La 20Coeur de 1998, prémice de la 206 CC

Sa remplaçante, la 206, a la dure tâche de faire oublier la 205. La S16 n’arrivera jamais à supplanter la GTI dans les cœurs, mais Peugeot, pour mieux tourner la page, aura l’idée de proposer autre chose, qui personnifiera et tirera la gamme 206 vers le haut sans pour autant singer la vénérable et inimitable 205.

Ce coup de génie  sera de proposer à ce niveau de gamme un toit en dur rétractable : seul Mercedes avec son SLK utilise ce concept (lire aussi : Mercedes SLK). En 1998, Peugeot présente donc son concept 20Coeur, préfigurant quasiment trait pour trait la future 206 CC (pour Coupé/Cabriolet). L’heure n’était plus aux GTI et Peugeot l’a bien compris. La 206 CC joue sur une autre carte, et devient la locomotive de la gamme 206 à partir de 2000. La force de Peugeot : avoir senti le vent et avoir su proposer autre chose, lançant une véritable mode du toit rigide escamotable.

La désirable Roland Garros

Peugeot sut aussi jouer habilement de la communication, rappelant qu’elle avait déjà fait appel à cette technologie dès les années 30 avec les Eclipses de Georges Paulin, Pourtout et Darl’Mat (301, 601, 401 et 402). En réalité, le concept de toit rétractable a été apporté sur un plateau par la firme picto-charentaise Heuliez, qui se chargera de la fabrication de la 206 CC. Les 206 étaient prélevées sur les chaînes, envoyées à Cerizay pour y recevoir les transformations nécessaires, et renvoyées à Mulhouse pour finition.

Deux moteurs essence seront proposés, un 1,6 litres 16v de 110 ch, et un 2 litres 16v de 136 ch. Le poids conséquent de la bête (entre 1140 et 1165 kg) l’empêchera d’être une sportive, mais ces moteurs (particulièrement le 2 litres) suffiront à donner du plaisir. En 2005, un 1,6 HDI de 110 ch viendra compléter la gamme (et oui, on n’hésite plus à proposer des diesels sur les versions « loisirs »). Pour avoir une voiture « haut de gamme », il faudra opter pour la version Rolland Garros, apparue en 2002, et disposant d’une couleur spécifique, d’une sellerie cuir et de nombreux « accessoires » typique de la série Rolland Garros.

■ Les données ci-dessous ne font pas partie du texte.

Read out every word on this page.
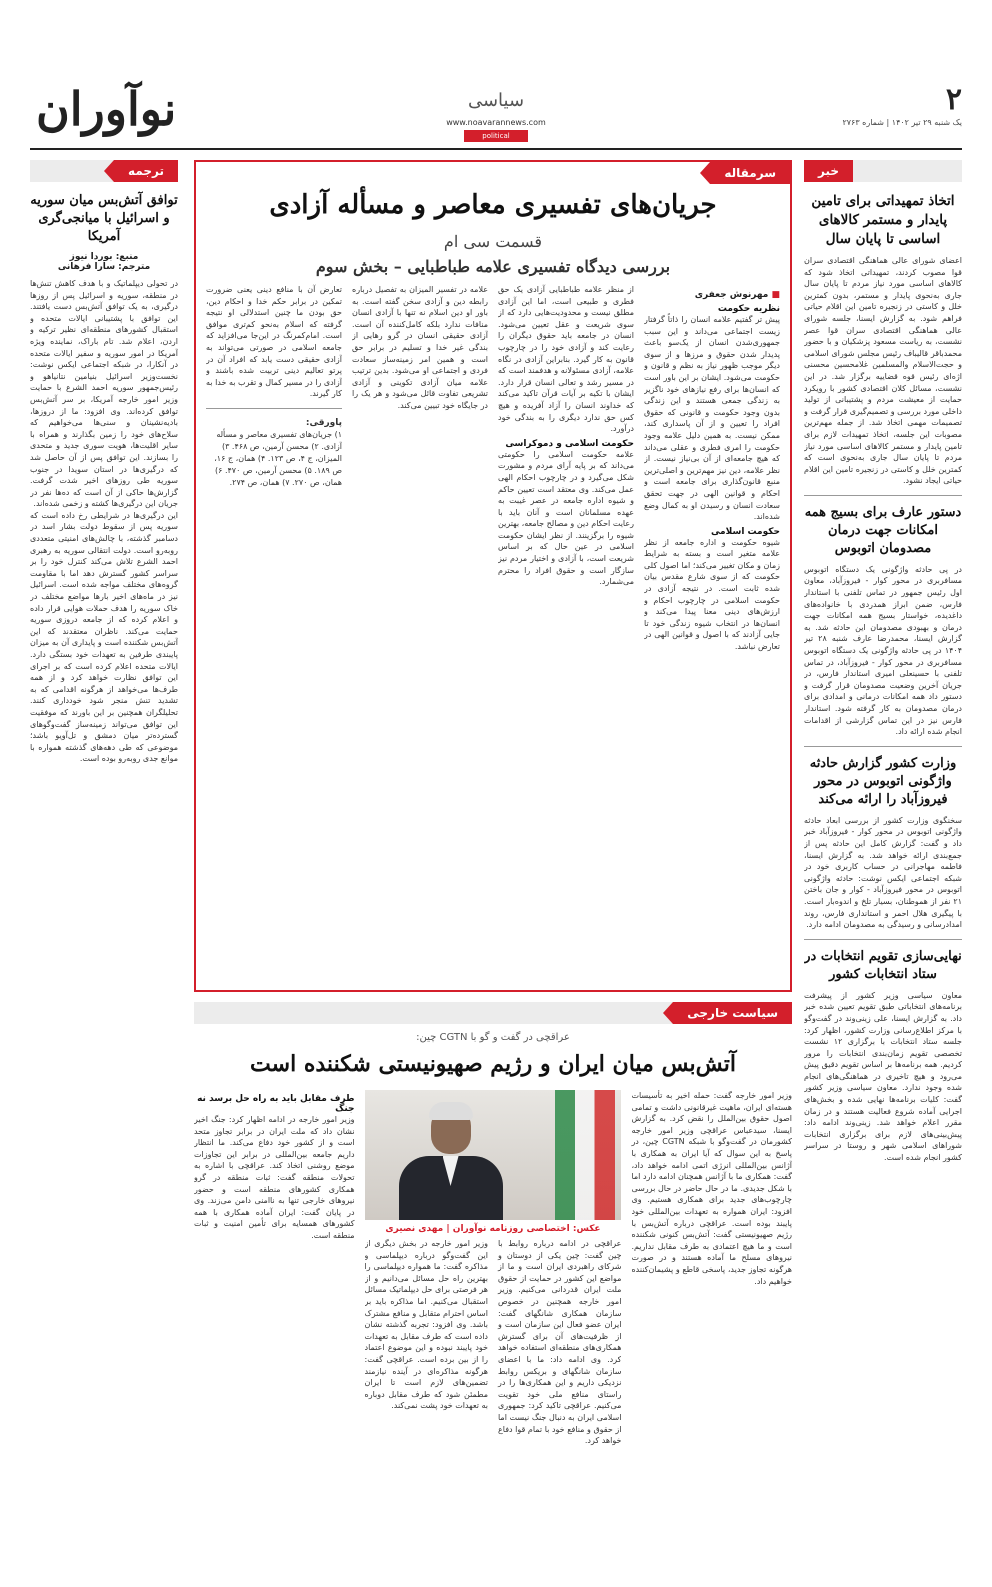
۲
یک شنبه ۲۹ تیر ۱۴۰۲ | شماره ۲۷۶۳
سیاسی
www.noavarannews.com
political
نوآوران
خبر
اتخاذ تمهیداتی برای تامین پایدار و مستمر کالاهای اساسی تا پایان سال

اعضای شورای عالی هماهنگی اقتصادی سران قوا مصوب کردند، تمهیداتی اتخاذ شود که کالاهای اساسی مورد نیاز مردم تا پایان سال جاری به‌نحوی پایدار و مستمر، بدون کمترین خلل و کاستی در زنجیره تامین این اقلام حیاتی فراهم شود. به گزارش ایسنا، جلسه شورای عالی هماهنگی اقتصادی سران قوا عصر نشست، به ریاست مسعود پزشکیان و با حضور محمدباقر قالیباف رئیس مجلس شورای اسلامی و حجت‌الاسلام والمسلمین غلامحسین محسنی اژه‌ای رئیس قوه قضاییه برگزار شد. در این نشست، مسائل کلان اقتصادی کشور با رویکرد حمایت از معیشت مردم و پشتیبانی از تولید داخلی مورد بررسی و تصمیم‌گیری قرار گرفت و تصمیمات مهمی اتخاذ شد. از جمله مهم‌ترین مصوبات این جلسه، اتخاذ تمهیدات لازم برای تامین پایدار و مستمر کالاهای اساسی مورد نیاز مردم تا پایان سال جاری به‌نحوی است که کمترین خلل و کاستی در زنجیره تامین این اقلام حیاتی ایجاد نشود.

دستور عارف برای بسیج همه امکانات جهت درمان مصدومان اتوبوس

در پی حادثه واژگونی یک دستگاه اتوبوس مسافربری در محور کوار - فیروزآباد، معاون اول رئیس جمهور در تماس تلفنی با استاندار فارس، ضمن ابراز همدردی با خانواده‌های داغدیده، خواستار بسیج همه امکانات جهت درمان و بهبودی مصدومان این حادثه شد. به گزارش ایسنا، محمدرضا عارف شنبه ۲۸ تیر ۱۴۰۴ در پی حادثه واژگونی یک دستگاه اتوبوس مسافربری در محور کوار - فیروزآباد، در تماس تلفنی با حسینعلی امیری استاندار فارس، در جریان آخرین وضعیت مصدومان قرار گرفت و دستور داد همه امکانات درمانی و امدادی برای درمان مصدومان به کار گرفته شود. استاندار فارس نیز در این تماس گزارشی از اقدامات انجام شده ارائه داد.

وزارت کشور گزارش حادثه واژگونی اتوبوس در محور فیروزآباد را ارائه می‌کند

سخنگوی وزارت کشور از بررسی ابعاد حادثه واژگونی اتوبوس در محور کوار - فیروزآباد خبر داد و گفت: گزارش کامل این حادثه پس از جمع‌بندی ارائه خواهد شد. به گزارش ایسنا، فاطمه مهاجرانی در حساب کاربری خود در شبکه اجتماعی ایکس نوشت: حادثه واژگونی اتوبوس در محور فیروزآباد - کوار و جان باختن ۲۱ نفر از هموطنان، بسیار تلخ و اندوه‌بار است. با پیگیری هلال احمر و استانداری فارس، روند امدادرسانی و رسیدگی به مصدومان ادامه دارد.

نهایی‌سازی تقویم انتخابات در ستاد انتخابات کشور

معاون سیاسی وزیر کشور از پیشرفت برنامه‌های انتخاباتی طبق تقویم تعیین شده خبر داد. به گزارش ایسنا، علی زینی‌وند در گفت‌وگو با مرکز اطلاع‌رسانی وزارت کشور، اظهار کرد: جلسه ستاد انتخابات با برگزاری ۱۲ نشست تخصصی تقویم زمان‌بندی انتخابات را مرور کردیم. همه برنامه‌ها بر اساس تقویم دقیق پیش می‌رود و هیچ تاخیری در هماهنگی‌های انجام شده وجود ندارد. معاون سیاسی وزیر کشور گفت: کلیات برنامه‌ها نهایی شده و بخش‌های اجرایی آماده شروع فعالیت هستند و در زمان مقرر اعلام خواهد شد. زینی‌وند ادامه داد: پیش‌بینی‌های لازم برای برگزاری انتخابات شوراهای اسلامی شهر و روستا در سراسر کشور انجام شده است.

سرمقاله
جریان‌های تفسیری معاصر و مسأله آزادی
قسمت سی ام
بررسی دیدگاه تفسیری علامه طباطبایی – بخش سوم
■ مهرنوش جعفری
نظریه حکومت

پیش تر گفتیم علامه انسان را ذاتاً گرفتار زیست اجتماعی می‌داند و این سبب جمهوری‌شدن انسان از یک‌سو باعث پدیدار شدن حقوق و مرزها و از سوی دیگر موجب ظهور نیاز به نظم و قانون و حکومت می‌شود. ایشان بر این باور است که انسان‌ها برای رفع نیازهای خود ناگزیر به زندگی جمعی هستند و این زندگی بدون وجود حکومت و قانونی که حقوق افراد را تعیین و از آن پاسداری کند، ممکن نیست. به همین دلیل علامه وجود حکومت را امری فطری و عقلی می‌داند که هیچ جامعه‌ای از آن بی‌نیاز نیست. از نظر علامه، دین نیز مهم‌ترین و اصلی‌ترین منبع قانون‌گذاری برای جامعه است و احکام و قوانین الهی در جهت تحقق سعادت انسان و رسیدن او به کمال وضع شده‌اند.

حکومت اسلامی

شیوه حکومت و اداره جامعه از نظر علامه متغیر است و بسته به شرایط زمان و مکان تغییر می‌کند؛ اما اصول کلی حکومت که از سوی شارع مقدس بیان شده ثابت است. در نتیجه آزادی در حکومت اسلامی در چارچوب احکام و ارزش‌های دینی معنا پیدا می‌کند و انسان‌ها در انتخاب شیوه زندگی خود تا جایی آزادند که با اصول و قوانین الهی در تعارض نباشد.

از منظر علامه طباطبایی آزادی یک حق فطری و طبیعی است، اما این آزادی مطلق نیست و محدودیت‌هایی دارد که از سوی شریعت و عقل تعیین می‌شود. انسان در جامعه باید حقوق دیگران را رعایت کند و آزادی خود را در چارچوب قانون به کار گیرد. بنابراین آزادی در نگاه علامه، آزادی مسئولانه و هدفمند است که در مسیر رشد و تعالی انسان قرار دارد. ایشان با تکیه بر آیات قرآن تاکید می‌کند که خداوند انسان را آزاد آفریده و هیچ کس حق ندارد دیگری را به بندگی خود درآورد.

حکومت اسلامی و دموکراسی

علامه حکومت اسلامی را حکومتی می‌داند که بر پایه آرای مردم و مشورت شکل می‌گیرد و در چارچوب احکام الهی عمل می‌کند. وی معتقد است تعیین حاکم و شیوه اداره جامعه در عصر غیبت به عهده مسلمانان است و آنان باید با رعایت احکام دین و مصالح جامعه، بهترین شیوه را برگزینند. از نظر ایشان حکومت اسلامی در عین حال که بر اساس شریعت است، با آزادی و اختیار مردم نیز سازگار است و حقوق افراد را محترم می‌شمارد.

علامه در تفسیر المیزان به تفصیل درباره رابطه دین و آزادی سخن گفته است. به باور او دین اسلام نه تنها با آزادی انسان منافات ندارد بلکه کامل‌کننده آن است. آزادی حقیقی انسان در گرو رهایی از بندگی غیر خدا و تسلیم در برابر حق است و همین امر زمینه‌ساز سعادت فردی و اجتماعی او می‌شود. بدین ترتیب علامه میان آزادی تکوینی و آزادی تشریعی تفاوت قائل می‌شود و هر یک را در جایگاه خود تبیین می‌کند.

تعارض آن با منافع دینی یعنی ضرورت تمکین در برابر حکم خدا و احکام دین، حق بودن ما چنین استدلالی او نتیجه گرفته که اسلام به‌نحو کم‌تری موافق است. امام‌کمرنگ در این‌جا می‌افزاید که جامعه اسلامی در صورتی می‌تواند به آزادی حقیقی دست یابد که افراد آن در پرتو تعالیم دینی تربیت شده باشند و آزادی را در مسیر کمال و تقرب به خدا به کار گیرند.

پاورقی:

۱) جریان‌های تفسیری معاصر و مسأله آزادی. ۲) محسن آرمین، ص ۴۶۸. ۳) المیزان، ج ۴، ص ۱۲۳. ۴) همان، ج ۱۶، ص ۱۸۹. ۵) محسن آرمین، ص ۴۷۰. ۶) همان، ص ۲۷۰. ۷) همان، ص ۲۷۴.

سیاست خارجی
عراقچی در گفت و گو با CGTN چین:
آتش‌بس میان ایران و رژیم صهیونیستی شکننده است

وزیر امور خارجه گفت: حمله اخیر به تأسیسات هسته‌ای ایران، ماهیت غیرقانونی داشت و تمامی اصول حقوق بین‌الملل را نقض کرد. به گزارش ایسنا، سیدعباس عراقچی وزیر امور خارجه کشورمان در گفت‌وگو با شبکه CGTN چین، در پاسخ به این سوال که آیا ایران به همکاری با آژانس بین‌المللی انرژی اتمی ادامه خواهد داد، گفت: همکاری ما با آژانس همچنان ادامه دارد اما با شکل جدیدی. ما در حال حاضر در حال بررسی چارچوب‌های جدید برای همکاری هستیم. وی افزود: ایران همواره به تعهدات بین‌المللی خود پایبند بوده است. عراقچی درباره آتش‌بس با رژیم صهیونیستی گفت: آتش‌بس کنونی شکننده است و ما هیچ اعتمادی به طرف مقابل نداریم. نیروهای مسلح ما آماده هستند و در صورت هرگونه تجاوز جدید، پاسخی قاطع و پشیمان‌کننده خواهیم داد.

عکس: اختصاصی روزنامه نوآوران | مهدی نصیری

عراقچی در ادامه درباره روابط با چین گفت: چین یکی از دوستان و شرکای راهبردی ایران است و ما از مواضع این کشور در حمایت از حقوق ملت ایران قدردانی می‌کنیم. وزیر امور خارجه همچنین در خصوص سازمان همکاری شانگهای گفت: ایران عضو فعال این سازمان است و از ظرفیت‌های آن برای گسترش همکاری‌های منطقه‌ای استفاده خواهد کرد. وی ادامه داد: ما با اعضای سازمان شانگهای و بریکس روابط نزدیکی داریم و این همکاری‌ها را در راستای منافع ملی خود تقویت می‌کنیم. عراقچی تاکید کرد: جمهوری اسلامی ایران به دنبال جنگ نیست اما از حقوق و منافع خود با تمام قوا دفاع خواهد کرد.

وزیر امور خارجه در بخش دیگری از این گفت‌وگو درباره دیپلماسی و مذاکره گفت: ما همواره دیپلماسی را بهترین راه حل مسائل می‌دانیم و از هر فرصتی برای حل دیپلماتیک مسائل استقبال می‌کنیم. اما مذاکره باید بر اساس احترام متقابل و منافع مشترک باشد. وی افزود: تجربه گذشته نشان داده است که طرف مقابل به تعهدات خود پایبند نبوده و این موضوع اعتماد را از بین برده است. عراقچی گفت: هرگونه مذاکره‌ای در آینده نیازمند تضمین‌های لازم است تا ایران مطمئن شود که طرف مقابل دوباره به تعهدات خود پشت نمی‌کند.

طرف مقابل باید به راه حل برسد نه جنگ

وزیر امور خارجه در ادامه اظهار کرد: جنگ اخیر نشان داد که ملت ایران در برابر تجاوز متحد است و از کشور خود دفاع می‌کند. ما انتظار داریم جامعه بین‌المللی در برابر این تجاوزات موضع روشنی اتخاذ کند. عراقچی با اشاره به تحولات منطقه گفت: ثبات منطقه در گرو همکاری کشورهای منطقه است و حضور نیروهای خارجی تنها به ناامنی دامن می‌زند. وی در پایان گفت: ایران آماده همکاری با همه کشورهای همسایه برای تأمین امنیت و ثبات منطقه است.

ترجمه
توافق آتش‌بس میان سوریه و اسرائیل با میانجی‌گری آمریکا
منبع: بوردا نیوز
مترجم: سارا فرهانی

در تحولی دیپلماتیک و با هدف کاهش تنش‌ها در منطقه، سوریه و اسرائیل پس از روزها درگیری، به یک توافق آتش‌بس دست یافتند. این توافق با پشتیبانی ایالات متحده و استقبال کشورهای منطقه‌ای نظیر ترکیه و اردن، اعلام شد. تام باراک، نماینده ویژه آمریکا در امور سوریه و سفیر ایالات متحده در آنکارا، در شبکه اجتماعی ایکس نوشت: نخست‌وزیر اسرائیل بنیامین نتانیاهو و رئیس‌جمهور سوریه احمد الشرع با حمایت وزیر امور خارجه آمریکا، بر سر آتش‌بس توافق کرده‌اند. وی افزود: ما از دروزها، بادیه‌نشینان و سنی‌ها می‌خواهیم که سلاح‌های خود را زمین بگذارند و همراه با سایر اقلیت‌ها، هویت سوری جدید و متحدی را بسازند. این توافق پس از آن حاصل شد که درگیری‌ها در استان سویدا در جنوب سوریه طی روزهای اخیر شدت گرفت. گزارش‌ها حاکی از آن است که ده‌ها نفر در جریان این درگیری‌ها کشته و زخمی شده‌اند.

این درگیری‌ها در شرایطی رخ داده است که سوریه پس از سقوط دولت بشار اسد در دسامبر گذشته، با چالش‌های امنیتی متعددی روبه‌رو است. دولت انتقالی سوریه به رهبری احمد الشرع تلاش می‌کند کنترل خود را بر سراسر کشور گسترش دهد اما با مقاومت گروه‌های مختلف مواجه شده است. اسرائیل نیز در ماه‌های اخیر بارها مواضع مختلف در خاک سوریه را هدف حملات هوایی قرار داده و اعلام کرده که از جامعه دروزی سوریه حمایت می‌کند. ناظران معتقدند که این آتش‌بس شکننده است و پایداری آن به میزان پایبندی طرفین به تعهدات خود بستگی دارد. ایالات متحده اعلام کرده است که بر اجرای این توافق نظارت خواهد کرد و از همه طرف‌ها می‌خواهد از هرگونه اقدامی که به تشدید تنش منجر شود خودداری کنند. تحلیلگران همچنین بر این باورند که موفقیت این توافق می‌تواند زمینه‌ساز گفت‌وگوهای گسترده‌تر میان دمشق و تل‌آویو باشد؛ موضوعی که طی دهه‌های گذشته همواره با موانع جدی روبه‌رو بوده است.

Non contente d’être une vraie locomotive pour la gamme 206, elle sera aussi un vrai succès commercial puisqu’à l’arrêt de sa production en 2007 (pour laisser la place à la 207 CC), près de 370 000 exemplaires auront été fabriqués et vendus.

Ce succès et cette large diffusion fait qu’aujourd’hui, on peut trouver des 206 CC à des prix très abordables (dans les finitions de base, lire aussi: la 206 CC d’Aurélie). Alors que l’été arrive, une 206 CC peut être un excellent investissement. A vous de voir.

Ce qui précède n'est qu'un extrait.